Like the first part, Retirement Home 2 cheerfully surfs the news, plays the big feelings card and offers the vermilion card actors a friendly playground. But this time, there’s something better. Claude Zidi Jr’s film opened this evening on Alpe d’Huez festival. Well, we didn’t plan to meet Chantal Ladesou or Amanda Lear on the butt lifts; Firmine Richard (very fit car 1 of the festival train) should not go down the Sarenne, and we can always dream of seeing Enrico Macias with his Oud perched on a chairlift… But the expandable of French comedy ensured the launch of this new edition and they put on a show during the opening ceremony. However, for the expert journalist, a mystery remains: why, when we are promised an edition full of first films, entirely focused on the future and new generations, the Alpe d’Huez team has Did she decide to start the week with the old world? I’m asking the question !
In the first film, Kev Adams played Milann, an arrogant young guy who hates old people and is forced to work in a nursing home as part of his TIG. Quickly converted into a good Samaritan, he restored dignity to the residents and even imagined a culture shock by confronting the decrepit residents and turbulent orphans. A pretext to offer its actors something to have fun and its spectators a demo of good feelings.
When MDR2 begins we discover that the retirement home is threatened with closure. Kev, faithful to the post, decides to embed the residents in another nursing home in the south of France. There, he encounters two problems: firstly the delicate mix between his team of old hands and the new veterans (Chantal Ladesou, Jean Réno, Enrico Macias, Amanda Lear, Michel Jonasz….). Then – and above all – the confrontation with the director of a nursing home company more interested in money and profits than in the well-being of its residents (the Orpéa scandal really happened there).
MDR 2 uses the same strings as the first. And first of all, the regressive jokes: its cast destroys itself with Nerf and insults each other (Chantal Ladesou belches her insanities with a truly astonishing thug air). In this register, it is Jean Reno who takes best advantage of the situation. An old grunt on duty, a mytho who rides on his own glory, he is imperial. Arrival in slow motion, memories scattered on the seafront with his glassy gaze: in mocking sub-Bruce Willis mode, he is frankly amusing. If the retirement home film is a genre that demographics promise a bright future, Kev and Claude Zidi Jr have also understood one essential thing. The old people have a decisive advantage over the young people: they no longer take themselves seriously, they have nothing to lose. And while we keep them company, the elderly take on the air of a pleasure party.

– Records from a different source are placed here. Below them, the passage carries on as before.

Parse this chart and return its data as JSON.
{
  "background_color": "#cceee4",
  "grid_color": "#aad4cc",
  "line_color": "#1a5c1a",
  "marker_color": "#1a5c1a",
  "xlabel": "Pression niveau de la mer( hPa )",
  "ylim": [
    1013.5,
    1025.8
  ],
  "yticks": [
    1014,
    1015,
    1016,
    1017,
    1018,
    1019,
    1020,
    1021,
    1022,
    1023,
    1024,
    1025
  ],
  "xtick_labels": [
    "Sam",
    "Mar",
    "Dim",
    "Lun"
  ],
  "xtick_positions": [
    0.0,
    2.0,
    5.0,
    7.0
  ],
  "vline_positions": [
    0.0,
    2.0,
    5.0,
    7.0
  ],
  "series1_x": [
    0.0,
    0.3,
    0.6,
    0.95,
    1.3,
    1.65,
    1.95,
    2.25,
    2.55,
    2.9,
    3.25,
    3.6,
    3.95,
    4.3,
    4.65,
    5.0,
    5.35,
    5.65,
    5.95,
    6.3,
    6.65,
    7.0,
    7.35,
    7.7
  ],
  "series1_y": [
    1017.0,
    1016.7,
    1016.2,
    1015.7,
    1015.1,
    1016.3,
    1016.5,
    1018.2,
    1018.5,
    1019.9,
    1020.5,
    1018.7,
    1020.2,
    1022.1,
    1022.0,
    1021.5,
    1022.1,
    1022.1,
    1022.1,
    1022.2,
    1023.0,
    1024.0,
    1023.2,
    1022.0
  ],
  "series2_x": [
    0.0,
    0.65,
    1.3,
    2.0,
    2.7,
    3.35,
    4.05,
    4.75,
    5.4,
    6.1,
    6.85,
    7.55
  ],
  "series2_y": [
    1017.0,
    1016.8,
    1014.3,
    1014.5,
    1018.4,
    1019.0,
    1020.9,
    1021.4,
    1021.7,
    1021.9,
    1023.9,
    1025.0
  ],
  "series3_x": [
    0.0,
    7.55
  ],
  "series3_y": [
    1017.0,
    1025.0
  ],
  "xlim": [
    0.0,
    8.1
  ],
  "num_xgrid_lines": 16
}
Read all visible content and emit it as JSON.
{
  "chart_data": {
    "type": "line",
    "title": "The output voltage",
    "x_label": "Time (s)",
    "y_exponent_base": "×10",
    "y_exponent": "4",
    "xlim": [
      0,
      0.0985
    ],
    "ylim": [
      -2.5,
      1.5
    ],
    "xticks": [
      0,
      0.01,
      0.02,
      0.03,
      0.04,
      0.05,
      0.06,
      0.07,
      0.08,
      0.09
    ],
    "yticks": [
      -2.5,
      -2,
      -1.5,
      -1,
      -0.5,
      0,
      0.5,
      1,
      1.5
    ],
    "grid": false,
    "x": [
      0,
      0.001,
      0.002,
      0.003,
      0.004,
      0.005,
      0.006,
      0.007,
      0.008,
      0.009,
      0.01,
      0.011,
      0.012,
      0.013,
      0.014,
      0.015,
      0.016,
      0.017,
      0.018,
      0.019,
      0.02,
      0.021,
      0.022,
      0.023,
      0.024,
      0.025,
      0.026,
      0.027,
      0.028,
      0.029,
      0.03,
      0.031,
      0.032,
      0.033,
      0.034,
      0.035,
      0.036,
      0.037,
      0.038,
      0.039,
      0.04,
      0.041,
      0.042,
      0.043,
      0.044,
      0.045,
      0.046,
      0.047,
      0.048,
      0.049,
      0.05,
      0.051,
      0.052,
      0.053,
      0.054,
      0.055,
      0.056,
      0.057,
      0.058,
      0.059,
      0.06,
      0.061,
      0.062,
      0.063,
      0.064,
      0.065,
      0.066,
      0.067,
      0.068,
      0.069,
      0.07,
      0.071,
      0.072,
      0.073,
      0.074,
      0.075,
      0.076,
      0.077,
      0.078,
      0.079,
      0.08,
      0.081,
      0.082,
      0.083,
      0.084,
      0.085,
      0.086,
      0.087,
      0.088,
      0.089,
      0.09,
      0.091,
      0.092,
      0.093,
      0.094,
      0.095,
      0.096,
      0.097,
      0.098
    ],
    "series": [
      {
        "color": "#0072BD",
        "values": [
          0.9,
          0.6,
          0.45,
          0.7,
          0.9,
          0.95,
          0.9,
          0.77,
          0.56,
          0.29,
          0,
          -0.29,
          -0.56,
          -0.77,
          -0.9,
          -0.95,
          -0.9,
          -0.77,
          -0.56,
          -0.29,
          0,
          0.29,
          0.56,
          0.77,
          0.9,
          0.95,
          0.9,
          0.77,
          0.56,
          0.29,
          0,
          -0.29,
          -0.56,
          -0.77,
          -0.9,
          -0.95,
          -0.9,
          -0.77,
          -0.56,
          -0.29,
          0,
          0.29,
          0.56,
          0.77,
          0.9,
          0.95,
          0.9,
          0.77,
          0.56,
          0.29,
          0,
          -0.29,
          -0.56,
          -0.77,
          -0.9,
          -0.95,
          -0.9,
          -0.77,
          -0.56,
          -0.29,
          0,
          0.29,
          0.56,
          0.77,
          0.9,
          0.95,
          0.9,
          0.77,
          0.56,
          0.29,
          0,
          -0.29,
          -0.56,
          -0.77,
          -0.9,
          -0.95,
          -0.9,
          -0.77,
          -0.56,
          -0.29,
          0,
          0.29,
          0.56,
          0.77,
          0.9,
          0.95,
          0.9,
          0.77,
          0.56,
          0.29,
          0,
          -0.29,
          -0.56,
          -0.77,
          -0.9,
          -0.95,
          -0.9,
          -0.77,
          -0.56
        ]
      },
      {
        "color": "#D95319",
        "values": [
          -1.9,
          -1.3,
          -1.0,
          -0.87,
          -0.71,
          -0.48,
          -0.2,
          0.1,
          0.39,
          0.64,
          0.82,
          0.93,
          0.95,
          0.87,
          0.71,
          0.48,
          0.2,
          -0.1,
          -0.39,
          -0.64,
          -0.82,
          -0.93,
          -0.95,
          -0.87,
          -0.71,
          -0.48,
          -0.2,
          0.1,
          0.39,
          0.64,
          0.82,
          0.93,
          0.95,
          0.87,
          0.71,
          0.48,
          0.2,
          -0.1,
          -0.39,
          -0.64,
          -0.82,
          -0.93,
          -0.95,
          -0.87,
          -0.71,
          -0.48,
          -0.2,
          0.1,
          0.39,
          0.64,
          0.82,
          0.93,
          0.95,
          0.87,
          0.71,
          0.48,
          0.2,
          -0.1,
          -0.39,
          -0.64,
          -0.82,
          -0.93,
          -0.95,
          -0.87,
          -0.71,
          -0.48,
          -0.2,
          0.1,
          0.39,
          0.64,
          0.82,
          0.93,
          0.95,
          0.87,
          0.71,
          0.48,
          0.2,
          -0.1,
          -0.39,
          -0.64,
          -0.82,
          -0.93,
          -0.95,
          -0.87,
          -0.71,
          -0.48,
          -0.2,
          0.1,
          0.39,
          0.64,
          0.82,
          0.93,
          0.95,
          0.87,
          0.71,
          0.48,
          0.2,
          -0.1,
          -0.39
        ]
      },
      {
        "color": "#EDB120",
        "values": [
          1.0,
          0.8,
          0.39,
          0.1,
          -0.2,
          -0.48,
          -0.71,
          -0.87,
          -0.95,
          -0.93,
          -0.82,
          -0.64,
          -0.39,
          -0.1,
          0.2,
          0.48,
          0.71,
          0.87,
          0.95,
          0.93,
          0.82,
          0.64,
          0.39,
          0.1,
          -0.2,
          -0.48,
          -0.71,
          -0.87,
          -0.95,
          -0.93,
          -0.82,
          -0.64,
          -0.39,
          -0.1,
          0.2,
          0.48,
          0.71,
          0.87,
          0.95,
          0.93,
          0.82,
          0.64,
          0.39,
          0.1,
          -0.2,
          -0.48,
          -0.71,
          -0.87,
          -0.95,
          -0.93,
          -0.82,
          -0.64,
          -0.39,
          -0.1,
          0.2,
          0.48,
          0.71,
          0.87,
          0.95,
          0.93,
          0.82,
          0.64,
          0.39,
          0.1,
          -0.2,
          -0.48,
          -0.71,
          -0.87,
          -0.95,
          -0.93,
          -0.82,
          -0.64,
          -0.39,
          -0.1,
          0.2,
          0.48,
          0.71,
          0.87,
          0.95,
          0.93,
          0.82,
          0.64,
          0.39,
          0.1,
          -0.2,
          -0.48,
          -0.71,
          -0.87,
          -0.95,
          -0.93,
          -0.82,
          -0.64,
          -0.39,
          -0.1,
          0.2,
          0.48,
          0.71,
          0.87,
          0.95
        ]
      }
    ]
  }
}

Kev and his filmmaker once again deliver life lessons, trying to give meaning to the comedy, even a moral. Like in the first part. But MDR 2 adds two particularities to this cocktail: firstly an ending in the form of a scam at the Ocean’s eleven morning of Queen’s game which we will not reveal to leave you a complete surprise. The scam mic-mac is not the best choice, the blasting is a little short, but we don’t really care. Above all, there is this impression that Kev is playing Ringmaster here. He organizes, lights the fuse, indulges in a few jokes (very good imitation of Christophe Maé), but first thinks collectively. He passes the dishes, watches the actors enjoying themselves, gets a kick out of seeing his old partners go crazy.
In the Sports Palace this evening, the room was hilarious. Mission accomplished for Kev Adams and for the festival.
Tomorrow, it’s time for young people.